Los huesos de Apeiron también eran de color purpura oscuro, llenos de símbolos sobre ellos. Richard reconoció de inmediato que los símbolos provenían de la lengua divina del caos, una comprensión que dejó su expresión grave. ¡Su control de las leyes había llegado a un punto en el que había logrado reconstruir todo su esqueleto!

Apeiron miró la aterradora herida que le había arrancado la mitad del brazo. Había pensado que era dominante hace solo unos momentos, pero esto volteó las tablas por completo. Estaba claramente peor de este intercambio.




Fue el turno de Richard de burlarse: "¿Cómo se siente eso? Oof, parece que estarás muerta de un solo golpe ".

Sus ojos ardieron ante esta burla, "¿Pero realmente puedes golpearme?"

"¿Por qué no intentarlo?"

Richard blandió su espada una vez más, y la figura de Apeiron se disolvió rápidamente en nada. El palacio comenzó a temblar de cada intercambio, la lucha duró unos segundos más antes de que se separaran. Esta vez, él fue el enviado volando, trazando un arco de sangre a través del cielo. Su espalda fue mutilada, con un trozo de carne arrancado para exponer el hueso debajo.

Solo echó un vistazo a la sangre que goteaba de sus uñas, ignorando su desprecio mientras apuñaló a Luz Lunar en el suelo y se dirigió hacia el Juez. Él disparó con un gran corte, casi cortando la nariz de Apeiron en el proceso.
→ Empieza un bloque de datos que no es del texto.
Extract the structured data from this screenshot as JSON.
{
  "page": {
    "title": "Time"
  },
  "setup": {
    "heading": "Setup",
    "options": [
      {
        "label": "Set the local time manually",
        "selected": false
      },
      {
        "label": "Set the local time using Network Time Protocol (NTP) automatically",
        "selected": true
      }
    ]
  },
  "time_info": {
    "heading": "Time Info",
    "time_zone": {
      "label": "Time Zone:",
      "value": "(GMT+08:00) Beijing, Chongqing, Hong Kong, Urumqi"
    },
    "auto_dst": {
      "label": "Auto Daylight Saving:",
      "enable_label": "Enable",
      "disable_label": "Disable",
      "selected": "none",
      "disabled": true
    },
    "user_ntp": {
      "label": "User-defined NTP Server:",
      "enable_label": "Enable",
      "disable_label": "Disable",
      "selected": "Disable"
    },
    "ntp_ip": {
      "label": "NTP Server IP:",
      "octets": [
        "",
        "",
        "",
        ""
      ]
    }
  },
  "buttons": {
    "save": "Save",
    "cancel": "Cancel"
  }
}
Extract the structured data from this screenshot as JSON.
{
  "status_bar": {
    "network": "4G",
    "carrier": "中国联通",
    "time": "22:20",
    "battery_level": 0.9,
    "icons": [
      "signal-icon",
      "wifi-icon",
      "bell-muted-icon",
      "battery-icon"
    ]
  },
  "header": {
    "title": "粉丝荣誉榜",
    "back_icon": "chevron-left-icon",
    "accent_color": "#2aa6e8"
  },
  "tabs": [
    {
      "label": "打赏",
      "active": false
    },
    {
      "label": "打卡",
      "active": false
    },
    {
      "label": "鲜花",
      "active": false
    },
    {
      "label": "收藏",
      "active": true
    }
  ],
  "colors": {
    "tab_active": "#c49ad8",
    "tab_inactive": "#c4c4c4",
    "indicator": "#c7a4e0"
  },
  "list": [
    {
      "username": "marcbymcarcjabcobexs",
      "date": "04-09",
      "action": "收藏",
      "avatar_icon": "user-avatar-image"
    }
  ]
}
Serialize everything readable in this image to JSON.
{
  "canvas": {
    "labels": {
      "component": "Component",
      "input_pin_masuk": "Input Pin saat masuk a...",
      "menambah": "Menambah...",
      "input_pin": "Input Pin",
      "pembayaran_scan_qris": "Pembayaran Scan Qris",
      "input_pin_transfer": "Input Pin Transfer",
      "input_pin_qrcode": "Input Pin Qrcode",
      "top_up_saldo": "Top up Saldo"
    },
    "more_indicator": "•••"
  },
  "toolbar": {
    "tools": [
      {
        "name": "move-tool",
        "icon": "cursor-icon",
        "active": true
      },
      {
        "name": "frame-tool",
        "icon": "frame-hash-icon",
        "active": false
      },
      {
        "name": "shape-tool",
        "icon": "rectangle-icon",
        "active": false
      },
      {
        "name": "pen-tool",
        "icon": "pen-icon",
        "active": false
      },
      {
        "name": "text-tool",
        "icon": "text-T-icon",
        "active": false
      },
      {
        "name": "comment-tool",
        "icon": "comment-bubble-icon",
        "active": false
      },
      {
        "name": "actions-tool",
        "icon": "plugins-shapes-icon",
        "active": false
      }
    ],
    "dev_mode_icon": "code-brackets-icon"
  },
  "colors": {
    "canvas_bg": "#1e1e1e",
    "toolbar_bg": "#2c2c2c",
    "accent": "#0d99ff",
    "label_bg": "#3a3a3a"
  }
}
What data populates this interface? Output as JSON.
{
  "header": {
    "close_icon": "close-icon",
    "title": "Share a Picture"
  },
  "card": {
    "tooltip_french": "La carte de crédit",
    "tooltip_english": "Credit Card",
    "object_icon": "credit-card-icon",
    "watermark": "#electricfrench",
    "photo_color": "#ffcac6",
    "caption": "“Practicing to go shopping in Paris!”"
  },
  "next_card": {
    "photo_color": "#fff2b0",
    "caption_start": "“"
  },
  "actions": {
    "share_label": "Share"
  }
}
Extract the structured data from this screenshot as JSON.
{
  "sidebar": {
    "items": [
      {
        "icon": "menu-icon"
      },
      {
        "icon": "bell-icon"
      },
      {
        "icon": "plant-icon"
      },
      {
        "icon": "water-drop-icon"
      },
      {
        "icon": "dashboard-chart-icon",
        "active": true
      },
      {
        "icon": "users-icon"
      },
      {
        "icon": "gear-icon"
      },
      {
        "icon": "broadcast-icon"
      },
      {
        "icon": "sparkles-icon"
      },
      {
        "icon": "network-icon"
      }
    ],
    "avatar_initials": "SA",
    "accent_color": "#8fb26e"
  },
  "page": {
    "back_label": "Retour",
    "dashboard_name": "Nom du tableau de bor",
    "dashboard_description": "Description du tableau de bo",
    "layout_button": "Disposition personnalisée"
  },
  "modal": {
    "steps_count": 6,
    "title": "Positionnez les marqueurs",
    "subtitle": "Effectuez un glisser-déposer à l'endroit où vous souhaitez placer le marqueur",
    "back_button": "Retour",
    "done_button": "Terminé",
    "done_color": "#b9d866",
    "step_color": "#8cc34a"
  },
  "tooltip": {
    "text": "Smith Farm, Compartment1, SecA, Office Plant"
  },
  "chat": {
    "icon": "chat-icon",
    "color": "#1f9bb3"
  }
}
La Emperatriz apenas esquivó y apareció detrás de él, pero desató un aluvión de ataques caóticos que la dejaron incapaz de predecir su próximo movimiento.

Apeiron se puso un poco aprensiva, pero cuando reapareció al final del salón, Richard gimió cuando otra gran herida se abrió en su abdomen. Su cuerpo comenzó a derramar carne y sangre, pero no le prestó atención mientras el juez continuaba enviando docenas de ataques en su dirección. Ella fue cortada rápidamente en pedazos, pero resultó ser un mero fantasma ya que la verdadera había escapado.

Richard apuñaló en el aire, sacando a Apeiron del vacío. Agarró la parte posterior de la cuchilla con una mano para intentar apartarla, pero su rostro cambió repentinamente y retrocedió con miedo. El breve contacto había sentido que su alma había sido mordida, bajando su velocidad también. Un torbellino de ataques aprovechó esta oportunidad, casi logrando golpearla algunas veces también. Aunque esta maraña terminó con Richard siendo golpeado también, la precaución estaba comenzando a arrastrarse por el rostro de ella.